Als Zuschauer beginnt man sich zunehmend zu fragen, was die impulsive Gitti und den introvertiert-zweiflerischen Chris eigentlich zu einem Paar macht. Beide haben Jobs, die, lebt man in Berlin oder München, für die Anfang-Dreißiger-Generation der Nuller-Jahre geradezu typisch scheinen: Sie arbeitet in der Musikbranche, er ist freischaffender Architekt. Es wird das einzige Klischee des Films bleiben, weil Ade, die auch das Drehbuch geschrieben hat, nicht primär an einem Generationsporträt interessiert ist, sondern an der spezifischen Situation ihrer Figuren. Gitti und Chris erfüllen Kriterien eines Lebensmodells, das sie erst noch mit Leben füllen müssen. Ade geht aber weiter. Die Frage, was die Beziehung zwischen zwei Menschen überhaupt ausmacht, stellt sich bei ihr mit jedem Missverständnis und jeder Versöhnungsgeste aufs Neue.

Erst als ein zweites Paar in den Film tritt, wird klarer, dass "Alle Anderen" eigentlich davon handelt, wie man die Widersprüche einer Beziehung und die damit verbundenen Erwartungen und Enttäuschungen miteinander vereinbart.
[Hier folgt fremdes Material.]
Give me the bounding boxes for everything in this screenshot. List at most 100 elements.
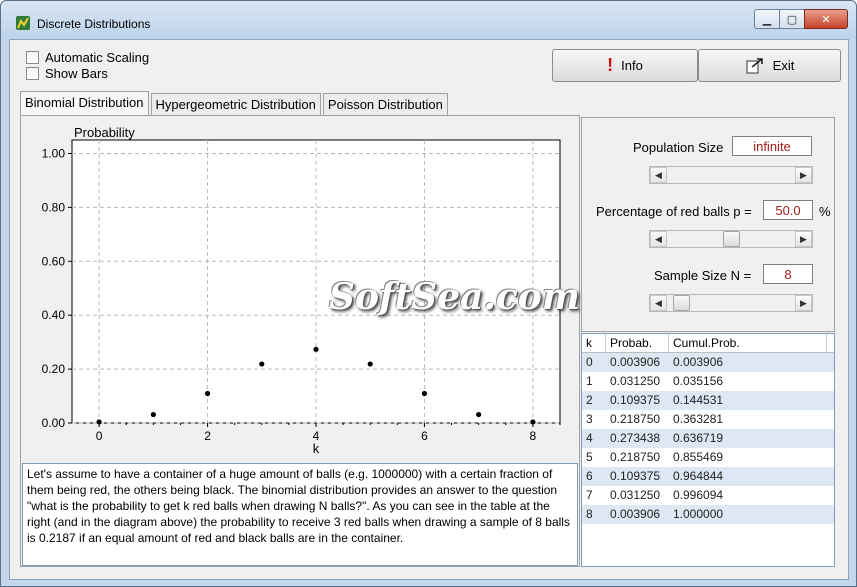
- cell-k: 6: [586, 469, 593, 483]
- tab-poisson[interactable]: Poisson Distribution: [322, 93, 448, 115]
- binomial-panel: Probability 0.00 0.20 0.40 0.60 0.80 1.00 0 2 4 6…: [20, 115, 580, 567]
- cell-k: 4: [586, 431, 593, 445]
- percentage-unit: %: [819, 204, 831, 219]
- table-row[interactable]: 6 0.109375 0.964844: [582, 467, 834, 486]
- tab-binomial[interactable]: Binomial Distribution: [20, 91, 149, 115]
- data-point-0: [96, 419, 102, 425]
- percentage-label: Percentage of red balls p =: [596, 204, 752, 219]
- close-button[interactable]: ✕: [804, 9, 848, 29]
- table-row[interactable]: 3 0.218750 0.363281: [582, 410, 834, 429]
- exit-button[interactable]: Exit: [698, 49, 841, 82]
- column-header-k[interactable]: k: [582, 334, 606, 352]
- data-point-3: [259, 361, 265, 367]
- automatic-scaling-label: Automatic Scaling: [45, 50, 150, 65]
- cell-probab: 0.003906: [610, 507, 661, 521]
- data-point-4: [313, 346, 319, 352]
- cell-probab: 0.218750: [610, 412, 661, 426]
- minimize-button[interactable]: ▁: [754, 9, 780, 29]
- scroll-left-icon[interactable]: ◀: [650, 167, 667, 183]
- table-row[interactable]: 7 0.031250 0.996094: [582, 486, 834, 505]
- x-tick-label: 8: [530, 429, 537, 443]
- tab-hypergeometric[interactable]: Hypergeometric Distribution: [150, 93, 321, 115]
- info-button-label: Info: [621, 58, 643, 73]
- sample-size-label: Sample Size N =: [654, 268, 752, 283]
- y-tick-label: 0.40: [42, 308, 66, 322]
- table-row[interactable]: 2 0.109375 0.144531: [582, 391, 834, 410]
- population-size-value[interactable]: infinite: [732, 136, 812, 156]
- app-icon: [16, 16, 30, 30]
- cell-probab: 0.109375: [610, 469, 661, 483]
- description-box[interactable]: Let's assume to have a container of a hu…: [22, 463, 578, 566]
- data-point-8: [530, 419, 536, 425]
- description-text: Let's assume to have a container of a hu…: [27, 467, 570, 545]
- cell-k: 2: [586, 393, 593, 407]
- cell-probab: 0.109375: [610, 393, 661, 407]
- data-point-6: [421, 390, 428, 397]
- maximize-button[interactable]: ▢: [779, 9, 805, 29]
- slider-thumb[interactable]: [672, 295, 690, 311]
- probability-table[interactable]: k Probab. Cumul.Prob. 0 0.003906 0.003906 1…: [581, 333, 835, 567]
- column-header-cumul[interactable]: Cumul.Prob.: [669, 334, 827, 352]
- data-point-7: [476, 411, 482, 418]
- cell-k: 5: [586, 450, 593, 464]
- column-header-probab[interactable]: Probab.: [606, 334, 669, 352]
- sample-size-value[interactable]: 8: [763, 264, 813, 284]
- cell-probab: 0.218750: [610, 450, 661, 464]
- table-row[interactable]: 1 0.031250 0.035156: [582, 372, 834, 391]
- info-button[interactable]: ! Info: [552, 49, 698, 82]
- checkbox-box[interactable]: [26, 67, 39, 80]
- watermark-text: SoftSea.com: [329, 276, 580, 318]
- window-title: Discrete Distributions: [37, 17, 151, 31]
- cell-k: 3: [586, 412, 593, 426]
- cell-probab: 0.031250: [610, 374, 661, 388]
- exit-button-label: Exit: [772, 58, 795, 73]
- cell-cumul: 0.035156: [673, 374, 724, 388]
- maximize-icon: ▢: [786, 13, 798, 26]
- cell-cumul: 0.363281: [673, 412, 724, 426]
- cell-probab: 0.003906: [610, 355, 661, 369]
- slider-thumb[interactable]: [722, 231, 740, 247]
- cell-probab: 0.031250: [610, 488, 661, 502]
- percentage-slider[interactable]: ◀ ▶: [649, 230, 813, 248]
- sample-size-slider[interactable]: ◀ ▶: [649, 294, 813, 312]
- table-row[interactable]: 4 0.273438 0.636719: [582, 429, 834, 448]
- y-tick-label: 1.00: [42, 146, 66, 160]
- percentage-value[interactable]: 50.0: [763, 200, 813, 220]
- exit-door-icon: [746, 57, 763, 73]
- cell-cumul: 0.855469: [673, 450, 724, 464]
- table-row[interactable]: 8 0.003906 1.000000: [582, 505, 834, 524]
- scroll-right-icon[interactable]: ▶: [795, 167, 812, 183]
- population-size-label: Population Size: [633, 140, 724, 155]
- scroll-left-icon[interactable]: ◀: [650, 295, 667, 311]
- y-tick-label: 0.20: [42, 362, 66, 376]
- y-tick-label: 0.00: [42, 416, 66, 430]
- cell-k: 8: [586, 507, 593, 521]
- automatic-scaling-checkbox[interactable]: Automatic Scaling: [26, 50, 149, 65]
- cell-k: 0: [586, 355, 593, 369]
- show-bars-label: Show Bars: [45, 66, 108, 81]
- parameters-panel: Population Size infinite ◀ ▶ Percentage …: [581, 117, 835, 332]
- population-size-slider[interactable]: ◀ ▶: [649, 166, 813, 184]
- table-header: k Probab. Cumul.Prob.: [582, 334, 834, 353]
- checkbox-box[interactable]: [26, 51, 39, 64]
- title-bar[interactable]: Discrete Distributions ▁ ▢ ✕: [1, 1, 856, 39]
- x-tick-label: 0: [96, 429, 103, 443]
- table-row[interactable]: 5 0.218750 0.855469: [582, 448, 834, 467]
- cell-k: 7: [586, 488, 593, 502]
- show-bars-checkbox[interactable]: Show Bars: [26, 66, 108, 81]
- data-point-1: [150, 411, 156, 418]
- scroll-right-icon[interactable]: ▶: [795, 231, 812, 247]
- cell-probab: 0.273438: [610, 431, 661, 445]
- data-point-5: [367, 361, 373, 367]
- tab-bar: Binomial Distribution Hypergeometric Dis…: [20, 91, 450, 115]
- scroll-left-icon[interactable]: ◀: [650, 231, 667, 247]
- y-tick-label: 0.80: [42, 200, 66, 214]
- table-row[interactable]: 0 0.003906 0.003906: [582, 353, 834, 372]
- client-area: Automatic Scaling Show Bars ! Info Exit …: [9, 39, 849, 580]
- scroll-right-icon[interactable]: ▶: [795, 295, 812, 311]
- chart-area: Probability 0.00 0.20 0.40 0.60 0.80 1.00 0 2 4 6…: [23, 118, 580, 462]
- close-icon: ✕: [821, 13, 831, 26]
- cell-cumul: 1.000000: [673, 507, 724, 521]
- cell-cumul: 0.996094: [673, 488, 724, 502]
- table-body: 0 0.003906 0.003906 1 0.031250 0.035156 2 0.109…: [582, 353, 834, 524]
Hans und Sana sind ganz anders als Gitti und Chris. Für Chris, der gerade einen Projektantrag verloren hat und sich in seiner passiv-aggressiven Art seine Wunden leckt, ist Hans Feindbild und heimliches Rollenmodell zugleich. Das gilt in gewisser Hinsicht auch für Hans Beziehung zu Sana, die zwar alte Rollenmodelle perpetuiert, dafür aber wenigstens zu funktionieren scheint. Gitti und Chris dagegen suchen noch nach ihrer Rolle, und das Ferienhaus der Eltern liefert die Kulisse für diese Selbstfindung.

Letztlich entpuppt sich "Alle Anderen" - wie schon "Der Wald vor lauter Bäumen" - aber doch als Film über eine junge Frau, die ihr Verhältnis zu ihrer Umwelt neu justieren muss. Birgit Minichmayrs Rastlosigkeit macht Gittis innere Unruhe auf der Leinwand förmlich spürbar, während die Entwicklung von Chris aus unergründlichen Gründen auf halber Strecke steckenbleibt. Wer es denn möchte, wird kein Problem haben, "Alle Anderen" im Kontext der so genannten Berliner Schule zu verorten - dazu reicht schon ein kurzer Blick in die Credits und Dankliste des Films. Abseits rein geografischer Spezifika lässt sich unter diesen im Grunde sehr unterschiedlichen Filmen dennoch ein gemeinsamer Trend erkennen: die beinah defensive Strategie, eine gesellschaftliche Gefühlslage anhand von Paarbeziehungen artikulieren zu wollen.